Waymo sous enquête pour ses robotaxis à Austin

Image d'illustration. WaymoWaymo / PR-ADN
Les autorités américaines scrutent de près le respect des règles de sécurité par les véhicules autonomes.
Tl;dr
- La NTSB enquête sur les robotaxis de Waymo à Austin après plusieurs signalements d’incidents avec des bus scolaires arrêtés.
- Malgré un rappel volontaire du logiciel en décembre, des problèmes similaires ont été constatés peu après la mise à jour.
- Waymo défend son bilan sécuritaire, mais le régulateur se rendra sur le terrain pour une analyse approfondie, avec un rapport définitif attendu dans 12 à 24 mois.
Les robotaxis de Waymo sous le regard des autorités américaines
Depuis plusieurs semaines, la société Waymo doit répondre à l’attention croissante de la National Transportation Safety Board (NTSB) concernant ses véhicules autonomes opérant à Austin, au Texas. L’agence fédérale a décidé d’ouvrir une enquête officielle après plusieurs signalements indiquant que les robotaxis ne respectaient pas correctement l’arrêt des bus scolaires chargés de déposer ou prendre des élèves. Sur le réseau social X, le NTSB a précisé vouloir « examiner l’interaction entre les véhicules Waymo et les bus scolaires arrêtés pour charger ou décharger des élèves. »
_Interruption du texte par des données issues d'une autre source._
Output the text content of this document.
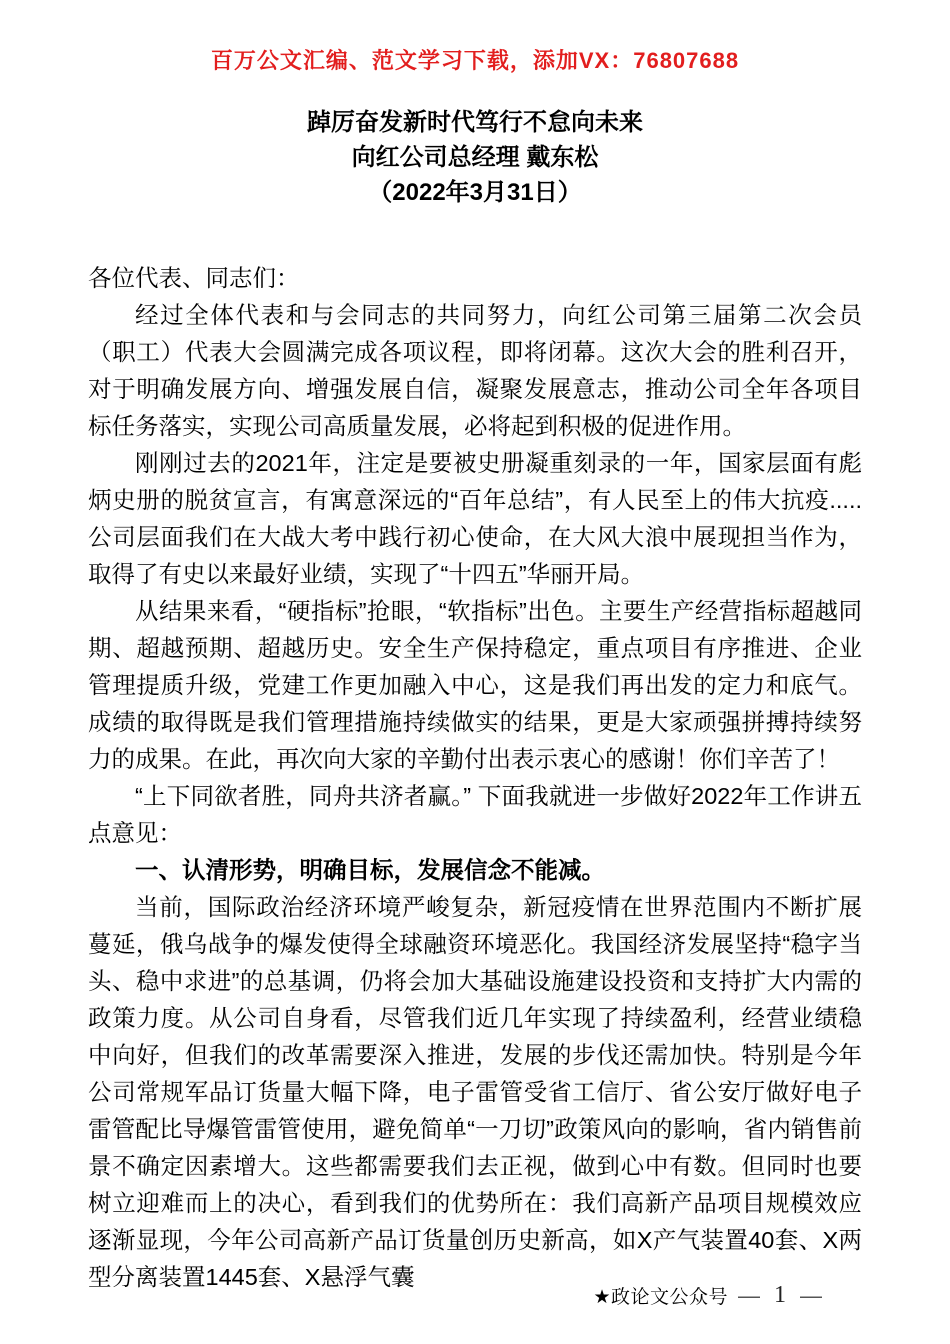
百万公文汇编、范文学习下载，添加VX：76807688
踔厉奋发新时代笃行不怠向未来
向红公司总经理 戴东松
（2022年3月31日）

各位代表、同志们：

经过全体代表和与会同志的共同努力，向红公司第三届第二次会员（职工）代表大会圆满完成各项议程，即将闭幕。这次大会的胜利召开，对于明确发展方向、增强发展自信，凝聚发展意志，推动公司全年各项目标任务落实，实现公司高质量发展，必将起到积极的促进作用。

刚刚过去的2021年，注定是要被史册凝重刻录的一年，国家层面有彪炳史册的脱贫宣言，有寓意深远的“百年总结”，有人民至上的伟大抗疫.....公司层面我们在大战大考中践行初心使命，在大风大浪中展现担当作为，取得了有史以来最好业绩，实现了“十四五”华丽开局。

从结果来看，“硬指标”抢眼，“软指标”出色。主要生产经营指标超越同期、超越预期、超越历史。安全生产保持稳定，重点项目有序推进、企业管理提质升级，党建工作更加融入中心，这是我们再出发的定力和底气。成绩的取得既是我们管理措施持续做实的结果，更是大家顽强拼搏持续努力的成果。在此，再次向大家的辛勤付出表示衷心的感谢！你们辛苦了！

“上下同欲者胜，同舟共济者赢。” 下面我就进一步做好2022年工作讲五点意见：

一、认清形势，明确目标，发展信念不能减。

当前，国际政治经济环境严峻复杂，新冠疫情在世界范围内不断扩展蔓延，俄乌战争的爆发使得全球融资环境恶化。我国经济发展坚持“稳字当头、稳中求进”的总基调，仍将会加大基础设施建设投资和支持扩大内需的政策力度。从公司自身看，尽管我们近几年实现了持续盈利，经营业绩稳中向好，但我们的改革需要深入推进，发展的步伐还需加快。特别是今年公司常规军品订货量大幅下降，电子雷管受省工信厅、省公安厅做好电子雷管配比导爆管雷管使用，避免简单“一刀切”政策风向的影响，省内销售前景不确定因素增大。这些都需要我们去正视，做到心中有数。但同时也要树立迎难而上的决心，看到我们的优势所在：我们高新产品项目规模效应逐渐显现，今年公司高新产品订货量创历史新高，如X产气装置40套、X两型分离装置1445套、X悬浮气囊

★政论文公众号 — 1 —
Doutes persistants malgré une mise à jour du logiciel
Il convient de rappeler que cette démarche du régulateur intervient peu après une première évaluation menée par la National Highway Traffic Safety Administration. Ce rapport s’était focalisé sur la capacité des véhicules autonomes de Waymo à réagir face aux arrêts de bus scolaires dans la capitale texane. Cette première analyse avait d’ailleurs conduit l’entreprise à procéder, en décembre dernier, à un rappel volontaire de son logiciel. Pourtant, selon un mémo interne transmis par le district scolaire local, des incidents similaires auraient été constatés seulement quelques jours après cette mise à jour.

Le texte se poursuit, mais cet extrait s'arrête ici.